Sufficiency and Factorization

Definition:

Let $X \in \mathbb{R}^n$ (our data).

Let $T(X)$ be an estimator for $\theta$ (or $g(\theta)$ if needed).

We say $T(X)$ is sufficient for $\theta$ if $f(x|T(X);\theta)$ does not depend on $\theta$

Idea: we assume $x$ is our observation. We look at how much information we get from observing only $T(X)$.

If the observation of $X$ brings nothing new as far as determining $\theta$ is concerned, then it must be that $T(X)$ is sufficient to determine $\theta$

Another formal definition: (Neyman Factorization)

Let $f (x; \theta)$ be the density (or probability) function for $\mathbf{X}=(X_1 , . . . , X_n )$ for $\theta \in \Omega$ , and let $T (X)$ be a statistic.
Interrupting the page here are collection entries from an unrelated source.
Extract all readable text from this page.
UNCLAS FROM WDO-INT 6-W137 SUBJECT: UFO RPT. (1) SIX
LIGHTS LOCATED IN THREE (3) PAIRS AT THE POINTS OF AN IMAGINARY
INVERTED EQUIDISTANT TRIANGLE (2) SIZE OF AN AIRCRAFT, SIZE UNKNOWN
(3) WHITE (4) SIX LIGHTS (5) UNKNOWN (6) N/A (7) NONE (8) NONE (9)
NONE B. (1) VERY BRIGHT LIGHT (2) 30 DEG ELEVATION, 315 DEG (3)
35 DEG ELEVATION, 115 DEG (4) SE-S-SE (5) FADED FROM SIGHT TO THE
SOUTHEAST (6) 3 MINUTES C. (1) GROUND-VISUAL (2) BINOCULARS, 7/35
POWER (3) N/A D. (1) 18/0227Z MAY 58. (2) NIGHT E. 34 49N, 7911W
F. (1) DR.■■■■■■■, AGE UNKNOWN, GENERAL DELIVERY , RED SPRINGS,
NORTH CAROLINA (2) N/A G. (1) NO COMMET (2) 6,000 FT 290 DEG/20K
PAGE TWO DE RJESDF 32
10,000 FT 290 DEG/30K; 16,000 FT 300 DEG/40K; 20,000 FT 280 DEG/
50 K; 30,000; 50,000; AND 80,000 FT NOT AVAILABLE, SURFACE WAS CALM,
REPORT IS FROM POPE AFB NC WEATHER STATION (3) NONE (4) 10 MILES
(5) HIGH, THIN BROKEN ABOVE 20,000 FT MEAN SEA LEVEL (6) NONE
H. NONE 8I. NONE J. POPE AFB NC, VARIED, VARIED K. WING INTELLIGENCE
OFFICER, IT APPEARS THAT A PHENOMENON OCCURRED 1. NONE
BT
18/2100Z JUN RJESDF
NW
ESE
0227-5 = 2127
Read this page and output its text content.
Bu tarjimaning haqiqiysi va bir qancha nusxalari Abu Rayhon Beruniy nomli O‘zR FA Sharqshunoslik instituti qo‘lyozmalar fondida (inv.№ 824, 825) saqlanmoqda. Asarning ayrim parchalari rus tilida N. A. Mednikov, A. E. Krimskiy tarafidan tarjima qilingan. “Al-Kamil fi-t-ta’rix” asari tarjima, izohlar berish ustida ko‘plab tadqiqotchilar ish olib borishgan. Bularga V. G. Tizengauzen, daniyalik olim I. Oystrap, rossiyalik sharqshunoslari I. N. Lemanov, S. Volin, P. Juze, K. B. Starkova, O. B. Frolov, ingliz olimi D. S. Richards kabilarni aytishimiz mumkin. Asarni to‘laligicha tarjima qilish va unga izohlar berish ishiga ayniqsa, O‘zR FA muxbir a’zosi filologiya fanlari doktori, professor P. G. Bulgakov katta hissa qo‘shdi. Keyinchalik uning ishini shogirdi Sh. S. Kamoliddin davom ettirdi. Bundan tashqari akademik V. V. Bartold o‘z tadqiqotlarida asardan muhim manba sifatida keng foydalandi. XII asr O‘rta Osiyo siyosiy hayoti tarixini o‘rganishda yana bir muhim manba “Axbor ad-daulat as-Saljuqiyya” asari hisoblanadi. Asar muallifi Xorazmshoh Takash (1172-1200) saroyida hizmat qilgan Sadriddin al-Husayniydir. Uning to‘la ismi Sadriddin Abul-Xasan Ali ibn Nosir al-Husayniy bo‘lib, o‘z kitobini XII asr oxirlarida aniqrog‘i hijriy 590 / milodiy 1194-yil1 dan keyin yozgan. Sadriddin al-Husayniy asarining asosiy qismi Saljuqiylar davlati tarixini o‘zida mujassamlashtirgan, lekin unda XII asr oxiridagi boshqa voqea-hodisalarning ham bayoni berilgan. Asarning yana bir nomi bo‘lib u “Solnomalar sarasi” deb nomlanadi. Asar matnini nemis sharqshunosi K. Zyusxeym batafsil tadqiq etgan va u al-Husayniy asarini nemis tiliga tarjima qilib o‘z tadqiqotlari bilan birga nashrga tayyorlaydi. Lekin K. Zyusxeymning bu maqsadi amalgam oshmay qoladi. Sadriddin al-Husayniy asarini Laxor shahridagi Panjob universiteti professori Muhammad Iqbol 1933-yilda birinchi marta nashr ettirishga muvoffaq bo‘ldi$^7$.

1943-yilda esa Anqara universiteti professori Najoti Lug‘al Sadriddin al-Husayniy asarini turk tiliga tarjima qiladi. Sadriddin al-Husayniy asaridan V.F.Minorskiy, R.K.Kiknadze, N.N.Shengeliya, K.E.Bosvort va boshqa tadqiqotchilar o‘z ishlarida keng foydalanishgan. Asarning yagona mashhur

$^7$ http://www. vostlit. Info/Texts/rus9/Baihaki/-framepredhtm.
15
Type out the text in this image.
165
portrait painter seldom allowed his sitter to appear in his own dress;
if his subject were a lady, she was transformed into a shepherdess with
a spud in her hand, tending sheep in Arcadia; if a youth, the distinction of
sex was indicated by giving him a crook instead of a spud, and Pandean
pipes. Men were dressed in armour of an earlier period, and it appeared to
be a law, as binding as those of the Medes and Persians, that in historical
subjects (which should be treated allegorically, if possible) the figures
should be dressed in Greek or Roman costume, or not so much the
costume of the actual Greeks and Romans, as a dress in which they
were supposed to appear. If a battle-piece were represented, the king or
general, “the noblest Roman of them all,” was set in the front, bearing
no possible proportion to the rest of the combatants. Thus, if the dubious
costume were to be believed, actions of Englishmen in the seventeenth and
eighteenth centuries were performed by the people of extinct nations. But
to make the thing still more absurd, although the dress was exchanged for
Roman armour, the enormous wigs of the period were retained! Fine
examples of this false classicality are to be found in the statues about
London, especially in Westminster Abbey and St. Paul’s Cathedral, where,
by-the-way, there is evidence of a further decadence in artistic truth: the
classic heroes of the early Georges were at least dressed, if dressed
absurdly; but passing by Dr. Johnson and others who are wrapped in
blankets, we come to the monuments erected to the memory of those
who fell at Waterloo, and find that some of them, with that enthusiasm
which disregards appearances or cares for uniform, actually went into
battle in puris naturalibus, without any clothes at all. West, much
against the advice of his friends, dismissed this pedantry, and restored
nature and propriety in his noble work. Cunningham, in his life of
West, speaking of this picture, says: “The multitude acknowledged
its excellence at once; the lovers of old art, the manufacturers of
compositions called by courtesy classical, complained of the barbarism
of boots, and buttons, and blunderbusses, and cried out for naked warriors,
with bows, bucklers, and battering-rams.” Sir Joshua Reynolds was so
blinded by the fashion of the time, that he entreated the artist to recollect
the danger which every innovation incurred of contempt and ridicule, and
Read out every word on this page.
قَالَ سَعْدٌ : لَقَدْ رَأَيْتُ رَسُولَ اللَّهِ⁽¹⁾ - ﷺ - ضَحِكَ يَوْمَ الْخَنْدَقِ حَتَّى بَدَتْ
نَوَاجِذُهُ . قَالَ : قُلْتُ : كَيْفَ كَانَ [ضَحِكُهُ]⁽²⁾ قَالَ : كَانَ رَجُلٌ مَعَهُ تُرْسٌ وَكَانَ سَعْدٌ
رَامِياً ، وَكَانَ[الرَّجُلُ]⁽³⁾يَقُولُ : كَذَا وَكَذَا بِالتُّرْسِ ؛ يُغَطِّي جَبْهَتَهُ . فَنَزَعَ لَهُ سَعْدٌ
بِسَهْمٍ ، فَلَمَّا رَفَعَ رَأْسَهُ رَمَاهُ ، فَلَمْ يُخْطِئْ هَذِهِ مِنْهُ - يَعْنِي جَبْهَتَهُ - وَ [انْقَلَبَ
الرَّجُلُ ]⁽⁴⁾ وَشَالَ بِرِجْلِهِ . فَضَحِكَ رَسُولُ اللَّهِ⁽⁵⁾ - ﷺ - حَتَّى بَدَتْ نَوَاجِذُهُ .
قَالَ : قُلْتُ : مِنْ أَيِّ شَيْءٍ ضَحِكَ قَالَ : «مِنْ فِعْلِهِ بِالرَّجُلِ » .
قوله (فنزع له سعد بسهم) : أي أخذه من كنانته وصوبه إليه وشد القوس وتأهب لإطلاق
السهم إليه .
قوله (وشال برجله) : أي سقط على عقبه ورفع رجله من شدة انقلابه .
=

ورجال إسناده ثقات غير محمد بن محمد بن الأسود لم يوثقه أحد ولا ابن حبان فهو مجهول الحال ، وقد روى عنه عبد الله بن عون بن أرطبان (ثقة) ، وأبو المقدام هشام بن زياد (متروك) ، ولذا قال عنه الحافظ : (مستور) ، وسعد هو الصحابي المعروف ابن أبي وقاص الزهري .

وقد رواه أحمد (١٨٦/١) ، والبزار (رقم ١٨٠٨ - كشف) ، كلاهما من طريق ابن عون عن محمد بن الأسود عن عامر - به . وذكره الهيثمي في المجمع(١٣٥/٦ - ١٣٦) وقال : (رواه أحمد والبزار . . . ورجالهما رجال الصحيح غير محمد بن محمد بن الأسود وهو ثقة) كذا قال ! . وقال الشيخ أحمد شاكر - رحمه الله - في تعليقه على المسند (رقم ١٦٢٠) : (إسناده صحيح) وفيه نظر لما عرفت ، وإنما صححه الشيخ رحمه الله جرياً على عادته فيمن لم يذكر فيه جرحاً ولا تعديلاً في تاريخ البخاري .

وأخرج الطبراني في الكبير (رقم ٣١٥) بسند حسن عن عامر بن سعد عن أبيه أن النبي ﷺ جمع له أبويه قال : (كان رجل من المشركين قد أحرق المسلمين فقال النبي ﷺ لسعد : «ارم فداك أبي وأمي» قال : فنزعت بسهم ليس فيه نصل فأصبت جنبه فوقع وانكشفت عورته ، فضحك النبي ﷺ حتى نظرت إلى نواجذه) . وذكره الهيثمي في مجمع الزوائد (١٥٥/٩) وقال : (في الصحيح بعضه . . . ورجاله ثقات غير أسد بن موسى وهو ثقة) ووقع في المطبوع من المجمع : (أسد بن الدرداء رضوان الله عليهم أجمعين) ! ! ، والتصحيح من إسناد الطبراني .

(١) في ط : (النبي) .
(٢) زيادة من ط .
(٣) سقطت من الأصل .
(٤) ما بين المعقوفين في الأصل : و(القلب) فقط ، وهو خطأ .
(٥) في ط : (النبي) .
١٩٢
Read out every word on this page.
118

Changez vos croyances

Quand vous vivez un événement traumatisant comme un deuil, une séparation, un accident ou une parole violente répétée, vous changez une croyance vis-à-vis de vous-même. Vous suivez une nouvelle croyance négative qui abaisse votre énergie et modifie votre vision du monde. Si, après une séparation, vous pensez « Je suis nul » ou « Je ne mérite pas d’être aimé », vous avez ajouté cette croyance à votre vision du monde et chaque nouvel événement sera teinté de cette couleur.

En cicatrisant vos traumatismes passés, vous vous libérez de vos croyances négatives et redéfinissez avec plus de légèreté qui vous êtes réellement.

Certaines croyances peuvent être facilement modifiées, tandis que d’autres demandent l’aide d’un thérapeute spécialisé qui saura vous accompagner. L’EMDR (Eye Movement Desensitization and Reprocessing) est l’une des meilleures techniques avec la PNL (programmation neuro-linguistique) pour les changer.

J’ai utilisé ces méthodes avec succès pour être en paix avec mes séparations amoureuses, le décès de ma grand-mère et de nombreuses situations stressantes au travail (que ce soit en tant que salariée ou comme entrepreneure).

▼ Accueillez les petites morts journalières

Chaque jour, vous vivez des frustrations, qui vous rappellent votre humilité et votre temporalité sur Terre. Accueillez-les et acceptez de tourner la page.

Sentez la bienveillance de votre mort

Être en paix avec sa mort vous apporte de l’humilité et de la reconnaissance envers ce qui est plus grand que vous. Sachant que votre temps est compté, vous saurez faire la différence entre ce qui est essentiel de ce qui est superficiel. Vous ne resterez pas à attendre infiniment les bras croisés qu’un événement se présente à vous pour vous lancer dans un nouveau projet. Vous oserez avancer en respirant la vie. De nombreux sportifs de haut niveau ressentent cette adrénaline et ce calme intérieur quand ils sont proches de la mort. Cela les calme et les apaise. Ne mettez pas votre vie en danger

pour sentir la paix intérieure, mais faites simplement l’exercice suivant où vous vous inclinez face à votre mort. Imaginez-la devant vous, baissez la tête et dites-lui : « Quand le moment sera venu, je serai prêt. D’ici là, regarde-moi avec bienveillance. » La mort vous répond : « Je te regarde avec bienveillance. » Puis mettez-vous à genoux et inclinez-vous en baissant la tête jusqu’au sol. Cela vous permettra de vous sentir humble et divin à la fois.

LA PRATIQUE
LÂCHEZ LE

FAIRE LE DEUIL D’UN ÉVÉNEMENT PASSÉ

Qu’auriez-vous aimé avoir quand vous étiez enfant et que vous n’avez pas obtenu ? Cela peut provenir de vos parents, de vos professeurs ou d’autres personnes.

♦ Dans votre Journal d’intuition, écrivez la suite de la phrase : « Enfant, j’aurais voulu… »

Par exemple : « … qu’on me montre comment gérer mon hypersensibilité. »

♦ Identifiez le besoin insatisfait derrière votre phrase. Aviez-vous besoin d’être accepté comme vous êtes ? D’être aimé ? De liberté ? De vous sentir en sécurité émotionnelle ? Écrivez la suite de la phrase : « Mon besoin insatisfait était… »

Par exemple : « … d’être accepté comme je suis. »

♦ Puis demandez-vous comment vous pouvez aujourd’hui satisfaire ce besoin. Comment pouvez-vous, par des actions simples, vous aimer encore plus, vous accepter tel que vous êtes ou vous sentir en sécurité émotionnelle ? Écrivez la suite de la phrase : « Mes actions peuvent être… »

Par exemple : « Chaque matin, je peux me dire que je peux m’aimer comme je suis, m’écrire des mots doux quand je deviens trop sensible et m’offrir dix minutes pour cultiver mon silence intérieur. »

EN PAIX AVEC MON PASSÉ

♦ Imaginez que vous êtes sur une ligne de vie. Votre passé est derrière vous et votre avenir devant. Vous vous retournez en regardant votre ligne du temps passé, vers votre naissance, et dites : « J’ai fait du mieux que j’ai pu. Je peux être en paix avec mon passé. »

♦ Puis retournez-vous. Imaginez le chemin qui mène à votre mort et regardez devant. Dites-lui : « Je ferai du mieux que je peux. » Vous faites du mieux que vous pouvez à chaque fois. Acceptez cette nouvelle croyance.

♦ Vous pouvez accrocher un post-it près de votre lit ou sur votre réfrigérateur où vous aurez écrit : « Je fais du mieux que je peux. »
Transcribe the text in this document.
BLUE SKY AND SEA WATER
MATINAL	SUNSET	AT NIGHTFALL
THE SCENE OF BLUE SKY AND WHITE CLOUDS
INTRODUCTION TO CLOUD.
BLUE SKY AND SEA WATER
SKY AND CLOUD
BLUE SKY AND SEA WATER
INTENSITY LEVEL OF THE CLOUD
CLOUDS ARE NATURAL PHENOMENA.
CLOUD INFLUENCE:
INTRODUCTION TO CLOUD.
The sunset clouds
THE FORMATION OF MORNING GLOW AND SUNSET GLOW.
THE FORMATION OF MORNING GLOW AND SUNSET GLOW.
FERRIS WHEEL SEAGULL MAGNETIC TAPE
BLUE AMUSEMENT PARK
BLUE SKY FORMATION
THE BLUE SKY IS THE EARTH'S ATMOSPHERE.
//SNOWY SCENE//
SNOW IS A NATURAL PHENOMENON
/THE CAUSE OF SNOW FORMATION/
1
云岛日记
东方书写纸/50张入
We say $T (X)$ is sufficient for $\theta$ if and only if there exist functions $g(t; \theta)$ and $h(x)$ exists such that

$$f (x; \theta) = g(T (x); \theta)h(x)$$

Example:

Let $X\sim ~iid~ Bernoulli(\theta)$

We define $T = X_1 + X_2 + ... + X_n$ (which is also known as Binomial random variable).

Is $T$ sufficient for $\theta$?

We compute the conditional PMF of $X$ given $T$ assuming $\theta$ is the parmater:

$$f\left(x| T=t; \theta\right) = \frac{f(x)\cap f(T=t)}{f(T=t)} \\= \frac{\theta^{x_1} (1-\theta)^{1-x_1}~\theta^{x_2} (1-\theta)^{1-x_2} ~..~ \theta^{x_n} (1-\theta)^{1-x_n} }{\left(\begin{array}{c}n\\t\end{array}\right)\theta^t (1-\theta)^{n-t}}\\ ~ ~\text{ (where }x_1+x_2+..x_n=t\text{)} \\ \\ = \frac{\theta^{t} (1-\theta)^{n-t} }{\left(\begin{array}{c}n\\t\end{array}\right)\theta^t (1-\theta)^{n-t}} = \frac{1}{\left(\begin{array}{c}n\\t\end{array}\right)}$$

So since this does not depend on $\theta$, we conclude that $T$ is a sufficient statistic for $\theta$

Recap:

Let $X$ be data, $\theta$ be a parameter. If the conditional density $f(x|T(X)=t; \theta)$ does not depend on $\theta$ 9in other words, it depends only on $T(X)$) this means that the knowledge of $T(X)$ gives you all the informaiton you can possible gather from data $x$ regarding the value of $\theta$.

Note: we also have Neyman-factorization:

When $f(x;\theta) = g(T(x),\theta) h(x)$, then $T(X)$ is sufficient (and converse is also true)